Der erste Abschnitt (ca. 70 von 317 Seiten), linear erzählte Kindheitserinnerungen von einem schwäbischen Bauernhof, tritt als packender autobiographischer Text auf, der ganz und gar authentisch wirkt und durchaus neben Walter Benjamins aus anderer Zeit und anderem, nämlich großbürgerlichem urbanem Milieu stammendem Bericht „Berliner Kindheit um 1900“ bestehen kann. Derartige Texte sind wichtig, um im (auch soziologischen) Blick einer anderen Biographie das Land und seine Geschichte zu verstehen. Seinen „Gedächtnisstaub“ ausbreitend betreibt Volker Demuth überzeugend seine „Archäologie des Abwesenden“. Eine neben der Fähigkeit zur Sprache erstaunliche Kapazität des menschlichen Gehirns ist es, Erinnerungen und das heißt vielfältigste sensorische und geistige Impulse und Eindrücke, einschließlich der echecs Jean Amerys, aufzubewahren. Sie bilden nicht nur die Grundlage der unverwechselbaren Identität eines Menschen, sondern beeinflussen sein Handeln, ohne dass es ihm immer bewusst wäre:

Tatsächlich begann ich im Bauernhaus der Großeltern ein Gespür für einen Ort zu entwickeln, an dem vieles verschwunden und unsichtbar geworden war, das dabei jedoch nicht aufgehört hatte, Teil und Wirkkraft der Gegenwart zu sein, selbst wenn ich mich nicht in der Lage sah, mir irgendetwas davon erklären zu können.

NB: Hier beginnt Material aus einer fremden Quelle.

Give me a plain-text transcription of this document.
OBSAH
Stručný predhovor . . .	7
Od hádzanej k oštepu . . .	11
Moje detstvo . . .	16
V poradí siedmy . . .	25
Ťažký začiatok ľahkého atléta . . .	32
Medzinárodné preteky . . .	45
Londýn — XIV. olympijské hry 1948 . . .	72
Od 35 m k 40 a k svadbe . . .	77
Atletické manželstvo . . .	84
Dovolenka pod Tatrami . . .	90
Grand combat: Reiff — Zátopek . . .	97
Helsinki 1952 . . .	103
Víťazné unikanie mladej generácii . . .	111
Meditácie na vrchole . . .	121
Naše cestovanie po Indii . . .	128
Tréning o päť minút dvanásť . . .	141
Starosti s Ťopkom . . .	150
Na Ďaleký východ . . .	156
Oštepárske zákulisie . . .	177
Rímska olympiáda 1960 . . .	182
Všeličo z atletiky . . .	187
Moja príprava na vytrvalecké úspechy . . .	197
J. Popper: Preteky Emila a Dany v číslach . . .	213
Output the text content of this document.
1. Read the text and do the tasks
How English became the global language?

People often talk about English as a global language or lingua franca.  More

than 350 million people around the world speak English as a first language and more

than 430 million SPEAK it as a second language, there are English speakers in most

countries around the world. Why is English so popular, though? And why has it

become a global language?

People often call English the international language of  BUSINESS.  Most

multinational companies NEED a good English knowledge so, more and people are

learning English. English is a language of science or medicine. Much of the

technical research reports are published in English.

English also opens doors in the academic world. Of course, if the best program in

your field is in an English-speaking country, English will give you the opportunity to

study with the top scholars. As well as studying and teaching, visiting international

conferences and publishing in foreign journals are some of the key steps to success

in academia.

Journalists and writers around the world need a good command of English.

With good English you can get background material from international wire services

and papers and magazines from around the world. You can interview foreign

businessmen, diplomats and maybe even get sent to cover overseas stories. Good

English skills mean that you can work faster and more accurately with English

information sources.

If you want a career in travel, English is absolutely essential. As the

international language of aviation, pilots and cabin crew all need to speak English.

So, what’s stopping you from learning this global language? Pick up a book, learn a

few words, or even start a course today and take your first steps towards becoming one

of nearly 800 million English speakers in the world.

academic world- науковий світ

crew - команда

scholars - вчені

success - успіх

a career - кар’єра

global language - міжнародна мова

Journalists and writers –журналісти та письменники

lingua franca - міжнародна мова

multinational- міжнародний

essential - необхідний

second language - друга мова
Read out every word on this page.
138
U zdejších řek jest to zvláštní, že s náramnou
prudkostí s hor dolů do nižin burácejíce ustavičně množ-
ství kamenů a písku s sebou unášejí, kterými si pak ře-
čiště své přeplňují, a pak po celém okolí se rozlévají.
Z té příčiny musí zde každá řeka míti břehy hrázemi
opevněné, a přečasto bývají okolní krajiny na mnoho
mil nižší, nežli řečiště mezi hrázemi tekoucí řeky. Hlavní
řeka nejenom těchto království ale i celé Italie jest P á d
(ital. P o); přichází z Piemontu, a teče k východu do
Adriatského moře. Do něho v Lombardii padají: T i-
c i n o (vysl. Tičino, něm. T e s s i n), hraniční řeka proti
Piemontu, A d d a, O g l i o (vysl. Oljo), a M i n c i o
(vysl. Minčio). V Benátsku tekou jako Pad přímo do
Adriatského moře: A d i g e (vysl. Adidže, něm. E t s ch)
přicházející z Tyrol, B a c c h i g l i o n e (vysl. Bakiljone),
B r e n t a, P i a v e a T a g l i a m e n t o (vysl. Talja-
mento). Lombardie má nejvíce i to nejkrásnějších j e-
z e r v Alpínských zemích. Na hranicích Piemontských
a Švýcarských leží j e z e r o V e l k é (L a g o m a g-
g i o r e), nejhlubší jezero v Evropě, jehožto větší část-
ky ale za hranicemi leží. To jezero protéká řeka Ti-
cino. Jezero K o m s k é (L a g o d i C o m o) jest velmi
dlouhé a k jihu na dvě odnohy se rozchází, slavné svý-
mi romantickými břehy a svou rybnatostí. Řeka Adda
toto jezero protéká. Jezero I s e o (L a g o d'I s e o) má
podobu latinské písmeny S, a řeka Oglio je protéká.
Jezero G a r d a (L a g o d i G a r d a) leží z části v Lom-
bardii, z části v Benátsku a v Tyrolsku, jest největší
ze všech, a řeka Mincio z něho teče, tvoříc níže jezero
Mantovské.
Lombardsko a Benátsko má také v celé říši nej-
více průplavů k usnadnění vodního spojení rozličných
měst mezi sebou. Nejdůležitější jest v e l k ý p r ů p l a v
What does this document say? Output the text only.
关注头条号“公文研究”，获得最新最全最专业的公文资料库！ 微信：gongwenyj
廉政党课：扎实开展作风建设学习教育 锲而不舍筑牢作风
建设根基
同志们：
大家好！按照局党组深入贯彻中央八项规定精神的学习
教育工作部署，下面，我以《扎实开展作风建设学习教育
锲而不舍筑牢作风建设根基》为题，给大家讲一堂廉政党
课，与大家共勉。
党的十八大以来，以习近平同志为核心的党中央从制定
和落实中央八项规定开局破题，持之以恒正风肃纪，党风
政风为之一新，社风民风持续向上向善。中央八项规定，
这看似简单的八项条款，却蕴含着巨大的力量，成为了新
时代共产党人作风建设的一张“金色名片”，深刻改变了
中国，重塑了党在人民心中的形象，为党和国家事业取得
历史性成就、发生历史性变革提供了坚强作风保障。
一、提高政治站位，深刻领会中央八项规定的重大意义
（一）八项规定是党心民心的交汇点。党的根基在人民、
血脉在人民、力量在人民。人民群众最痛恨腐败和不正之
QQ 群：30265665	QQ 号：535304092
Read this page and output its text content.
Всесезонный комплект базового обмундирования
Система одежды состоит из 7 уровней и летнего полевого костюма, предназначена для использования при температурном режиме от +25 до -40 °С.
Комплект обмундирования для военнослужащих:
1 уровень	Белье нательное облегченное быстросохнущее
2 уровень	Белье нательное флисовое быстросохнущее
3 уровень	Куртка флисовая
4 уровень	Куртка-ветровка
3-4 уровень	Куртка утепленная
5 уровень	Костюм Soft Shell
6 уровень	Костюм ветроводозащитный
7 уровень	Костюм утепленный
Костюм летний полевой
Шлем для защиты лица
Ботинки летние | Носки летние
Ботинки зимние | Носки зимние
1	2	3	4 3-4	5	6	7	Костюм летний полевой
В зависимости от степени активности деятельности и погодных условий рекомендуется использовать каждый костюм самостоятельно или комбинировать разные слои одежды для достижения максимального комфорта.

Auf den Erinnerungen basiert das Erzählen, das, gelingend wie bei Volker Demuth , „wie durch Bannzauber“ vermag, das endgültige Vergehen aufzuhalten. Mit verständlichem Stolz bringt der Erzähler zur Sprache, dass ebender Bauernhof wohl der Fokus des süddeutschen Bauernaufstandes 1525 gewesen ist, lange bevor ihn sein Urgroßvater erwarb. Mit dem Zitat des dritten der zwölf „haupt Artickel“ „das wir frey seyen vnd wollen sein“ der aufbegehrenden Bauern markiert der Autor seine Sympathie mit der komplizierten und von tragischen Rückschlägen gezeichneten Entwicklung hin zu einer freien, demokratischen Republik, die, sieht man von dem zu kurzen Bestehen der Weimarer Republik einmal ab, erst knapp ein halbes Jahrtausend nach 1525 nämlich 1989 für das gesamte Land Wirklichkeit wurde. Das spartanische Haus des Großvaters, man badete in einer Zinkwanne in dem im Erdgeschoss integrierten Rinderstall, „war Teil der deutschen Geschichte des Elends.“ Die Härte der am Rande der Subsistenzwirtschaft geführten Landwirtschaft teilt sich mit und ebenso die Hochachtung, die Volker Demuth für seinen Großvater empfand, der für ihn (aus Hegels Philosophie der Geschichte zitierend) „als Inbild eines beschränkten Lebens – eines Hirten, eines Bauern“ gilt, deren Leben (weiter Hegel folgend) einen „unendlichen Wert“ haben. Der Großvater kehrte aus dem I. Weltkrieg mit Verletzungen und dem Bewusstsein „des industriell-technischen Massenmenschen und seiner politisch organisierten Vernichtung“ zurück. Volker Demuth benennt die „vorsätzlich betriebene Zerfleischung von Männerkörpern“, eine überaus klare Benennung dessen, was geschah, wenn man bedenkt, dass ein Kanzler der Republik Ernst Jünger, der die angesprochenen Materialschlachten zu „Stahlgewittern“ ästhetisierte, noch 1995 mit seinem Besuch „beehrte“. Doch verschweigt Volker Demuth nicht, dass ein Onkel, den er nie kennen lernen konnte, da er im II. Weltkrieg sein Leben verlor, in die Fänge des Nationalsozialismus geriet:

Paul begann sich zu begeistern fürs Völkische, die Zucht und den uniformierten Drill. Es lag in der Luft, man atmete das ein wie im Winter den Holzrauch.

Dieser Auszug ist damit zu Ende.